Advertisement

Collision in space may have doomed dinosaurs

Share
Times Staff Writer

A game of asteroid billiards may have set in motion the chain of events that wiped out the dinosaurs 65 million years ago, a team of researchers announced this week.

According to the Czech-American team, the giant rock that hit Earth was probably a fragment from a collision in the asteroid belt about 100 million years earlier.

The researchers -- William Bottke and David Nesvorny of the Southwest Research Institute in Colorado and David Vokrouhlicky of Charles University in Prague -- used computer models to determine that the process started with a collision between the 102-mile-wide Baptistina asteroid and a smaller companion.

Advertisement

The collision created the Baptistina asteroid family, thousands of smaller rocks more than a mile across, according to the research published Thursday in the journal Nature.

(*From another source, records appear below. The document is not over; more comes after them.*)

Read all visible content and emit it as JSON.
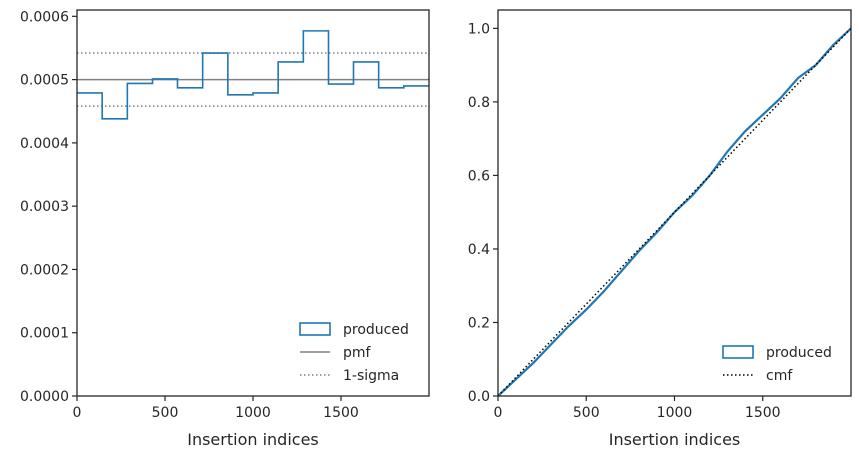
{
  "chart_data": [
    {
      "type": "histogram-step",
      "xlabel": "Insertion indices",
      "ylabel": "",
      "xlim": [
        0,
        2000
      ],
      "ylim": [
        0,
        0.00061
      ],
      "x_ticks": [
        0,
        500,
        1000,
        1500
      ],
      "x_tick_labels": [
        "0",
        "500",
        "1000",
        "1500"
      ],
      "y_ticks": [
        0,
        0.0001,
        0.0002,
        0.0003,
        0.0004,
        0.0005,
        0.0006
      ],
      "y_tick_labels": [
        "0.0000",
        "0.0001",
        "0.0002",
        "0.0003",
        "0.0004",
        "0.0005",
        "0.0006"
      ],
      "bin_edges": [
        0,
        143,
        286,
        429,
        571,
        714,
        857,
        1000,
        1143,
        1286,
        1429,
        1571,
        1714,
        1857,
        2000
      ],
      "series": [
        {
          "name": "produced",
          "kind": "step",
          "color": "#1f77b4",
          "values": [
            0.000479,
            0.000438,
            0.000494,
            0.000501,
            0.000487,
            0.000542,
            0.000476,
            0.000479,
            0.000528,
            0.000577,
            0.000493,
            0.000528,
            0.000487,
            0.00049
          ]
        },
        {
          "name": "pmf",
          "kind": "hline",
          "color": "#808080",
          "y": 0.0005
        },
        {
          "name": "1-sigma",
          "kind": "hline-pair",
          "color": "#808080",
          "y": [
            0.000458,
            0.000542
          ]
        }
      ],
      "legend": {
        "position": "lower-right",
        "entries": [
          {
            "label": "produced",
            "kind": "patch"
          },
          {
            "label": "pmf",
            "kind": "solid"
          },
          {
            "label": "1-sigma",
            "kind": "dotted"
          }
        ]
      }
    },
    {
      "type": "line",
      "xlabel": "Insertion indices",
      "ylabel": "",
      "xlim": [
        0,
        2000
      ],
      "ylim": [
        0,
        1.05
      ],
      "x_ticks": [
        0,
        500,
        1000,
        1500
      ],
      "x_tick_labels": [
        "0",
        "500",
        "1000",
        "1500"
      ],
      "y_ticks": [
        0,
        0.2,
        0.4,
        0.6,
        0.8,
        1.0
      ],
      "y_tick_labels": [
        "0.0",
        "0.2",
        "0.4",
        "0.6",
        "0.8",
        "1.0"
      ],
      "series": [
        {
          "name": "produced",
          "kind": "line",
          "color": "#1f77b4",
          "x": [
            0,
            100,
            200,
            300,
            400,
            500,
            600,
            700,
            800,
            900,
            1000,
            1100,
            1200,
            1300,
            1400,
            1500,
            1600,
            1700,
            1800,
            1900,
            2000
          ],
          "y": [
            0,
            0.045,
            0.09,
            0.14,
            0.19,
            0.235,
            0.285,
            0.34,
            0.395,
            0.445,
            0.5,
            0.545,
            0.6,
            0.665,
            0.72,
            0.765,
            0.81,
            0.865,
            0.9,
            0.955,
            1.0
          ]
        },
        {
          "name": "cmf",
          "kind": "line-dotted",
          "color": "#000000",
          "x": [
            0,
            2000
          ],
          "y": [
            0,
            1.0
          ]
        }
      ],
      "legend": {
        "position": "lower-right",
        "entries": [
          {
            "label": "produced",
            "kind": "patch"
          },
          {
            "label": "cmf",
            "kind": "dotted-black"
          }
        ]
      }
    }
  ]
}
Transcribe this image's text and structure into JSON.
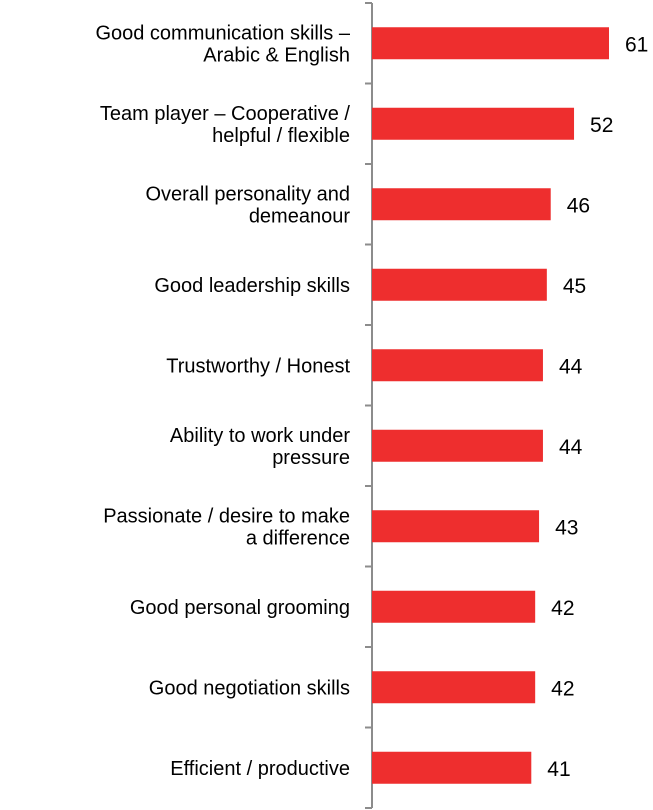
{
  "chart_data": {
    "type": "bar",
    "orientation": "horizontal",
    "categories": [
      [
        "Good communication skills –",
        "Arabic & English"
      ],
      [
        "Team player – Cooperative /",
        "helpful / flexible"
      ],
      [
        "Overall personality and",
        "demeanour"
      ],
      [
        "Good leadership skills"
      ],
      [
        "Trustworthy / Honest"
      ],
      [
        "Ability to work under",
        "pressure"
      ],
      [
        "Passionate / desire to make",
        "a difference"
      ],
      [
        "Good personal grooming"
      ],
      [
        "Good negotiation skills"
      ],
      [
        "Efficient / productive"
      ]
    ],
    "values": [
      61,
      52,
      46,
      45,
      44,
      44,
      43,
      42,
      42,
      41
    ],
    "title": "",
    "xlabel": "",
    "ylabel": "",
    "xlim": [
      0,
      66
    ],
    "grid": false,
    "legend": "none",
    "bar_color": "#ee2e2e",
    "axis_color": "#8c8c8c",
    "text_color": "#000000"
  }
}
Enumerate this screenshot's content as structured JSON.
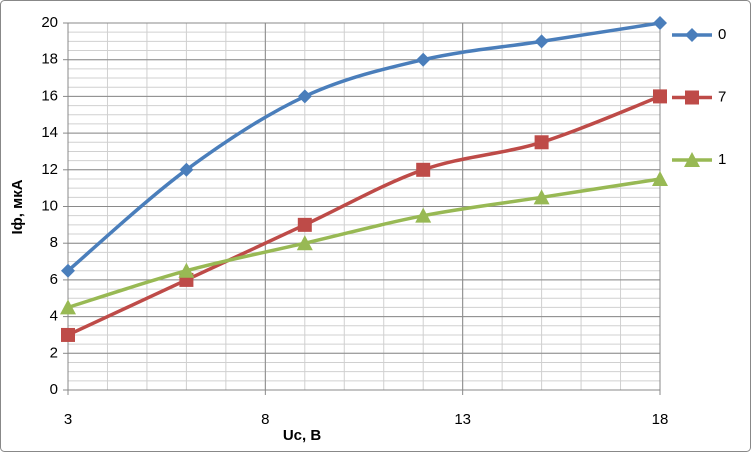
{
  "chart_data": {
    "type": "line",
    "smooth": true,
    "x_label": "Uc, B",
    "y_label": "Iф, мкА",
    "x": [
      3,
      6,
      9,
      12,
      15,
      18
    ],
    "series": [
      {
        "name": "0",
        "color": "#4a7ebb",
        "marker": "diamond",
        "values": [
          6.5,
          12,
          16,
          18,
          19,
          20
        ]
      },
      {
        "name": "7",
        "color": "#be4b48",
        "marker": "square",
        "values": [
          3,
          6,
          9,
          12,
          13.5,
          16
        ]
      },
      {
        "name": "1",
        "color": "#98b954",
        "marker": "triangle",
        "values": [
          4.5,
          6.5,
          8,
          9.5,
          10.5,
          11.5
        ]
      }
    ],
    "xlim": [
      3,
      18
    ],
    "xticks": [
      3,
      8,
      13,
      18
    ],
    "ylim": [
      0,
      20
    ],
    "yticks": [
      0,
      2,
      4,
      6,
      8,
      10,
      12,
      14,
      16,
      18,
      20
    ],
    "grid": true,
    "minor_grid": true,
    "legend": "right"
  }
}
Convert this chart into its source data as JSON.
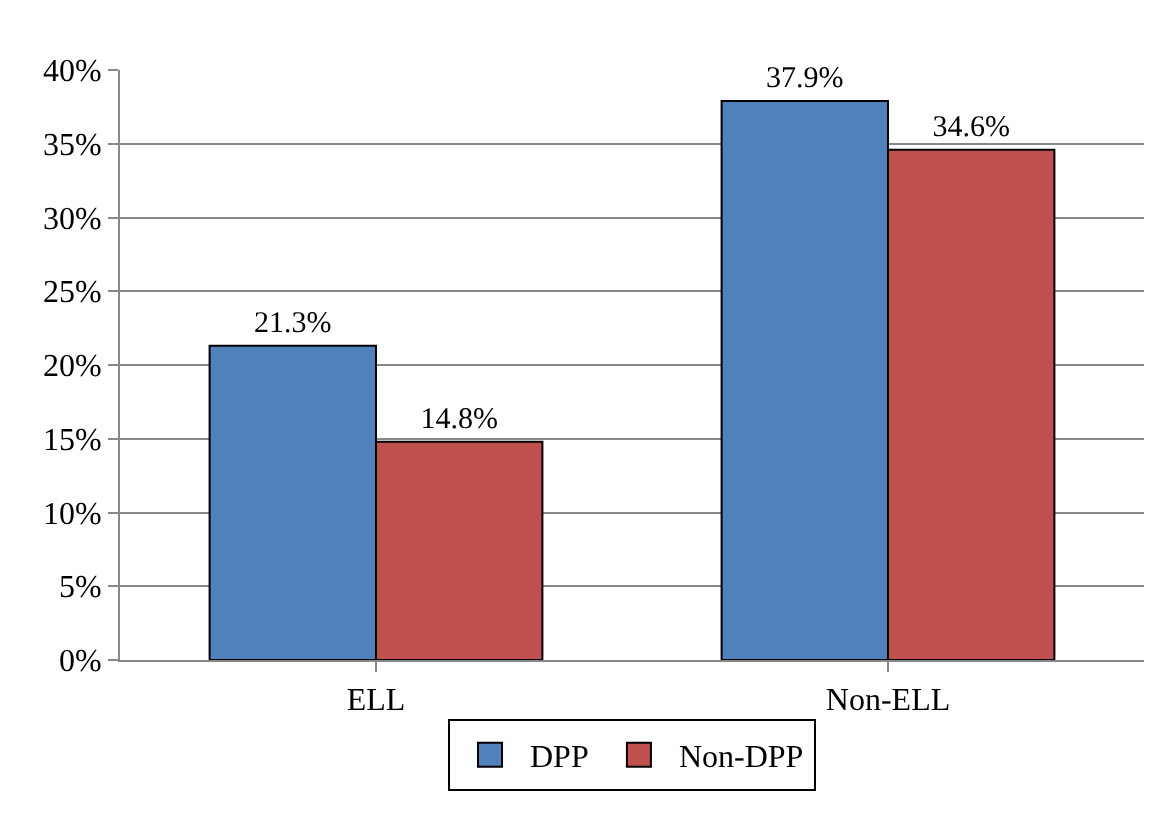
{
  "chart_data": {
    "type": "bar",
    "categories": [
      "ELL",
      "Non-ELL"
    ],
    "series": [
      {
        "name": "DPP",
        "color": "#4f81bd",
        "values": [
          21.3,
          37.9
        ],
        "value_labels": [
          "21.3%",
          "37.9%"
        ]
      },
      {
        "name": "Non-DPP",
        "color": "#c0504d",
        "values": [
          14.8,
          34.6
        ],
        "value_labels": [
          "14.8%",
          "34.6%"
        ]
      }
    ],
    "ylim": [
      0,
      40
    ],
    "yticks": [
      {
        "value": 0,
        "label": "0%"
      },
      {
        "value": 5,
        "label": "5%"
      },
      {
        "value": 10,
        "label": "10%"
      },
      {
        "value": 15,
        "label": "15%"
      },
      {
        "value": 20,
        "label": "20%"
      },
      {
        "value": 25,
        "label": "25%"
      },
      {
        "value": 30,
        "label": "30%"
      },
      {
        "value": 35,
        "label": "35%"
      },
      {
        "value": 40,
        "label": "40%"
      }
    ],
    "grid": "y",
    "legend": "bottom"
  }
}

As the fragments spread out, some drifted onto a superhighway in space that allowed them to escape the asteroid belt between Mars and Jupiter.

About 2% of the escapees went on to hit Earth, while some of the others pummeled the moon, the researchers said.

One fragment created the 108-mile-wide Chicxulub crater on Mexico’s Yucatan peninsula. Scientists think the impact filled the atmosphere with soot and smoke for years, causing a widespread die-out of life, including the dinosaurs that had successfully ruled Earth for millions of years.

Another fragment is thought to have created the 50-mile-wide Tycho crater on the moon.

“We are in the tail end of this shower now,” Bottke said. “Our simulations suggest that about 20% of the present-day, near-Earth asteroid population can be traced back to the Baptistina family.”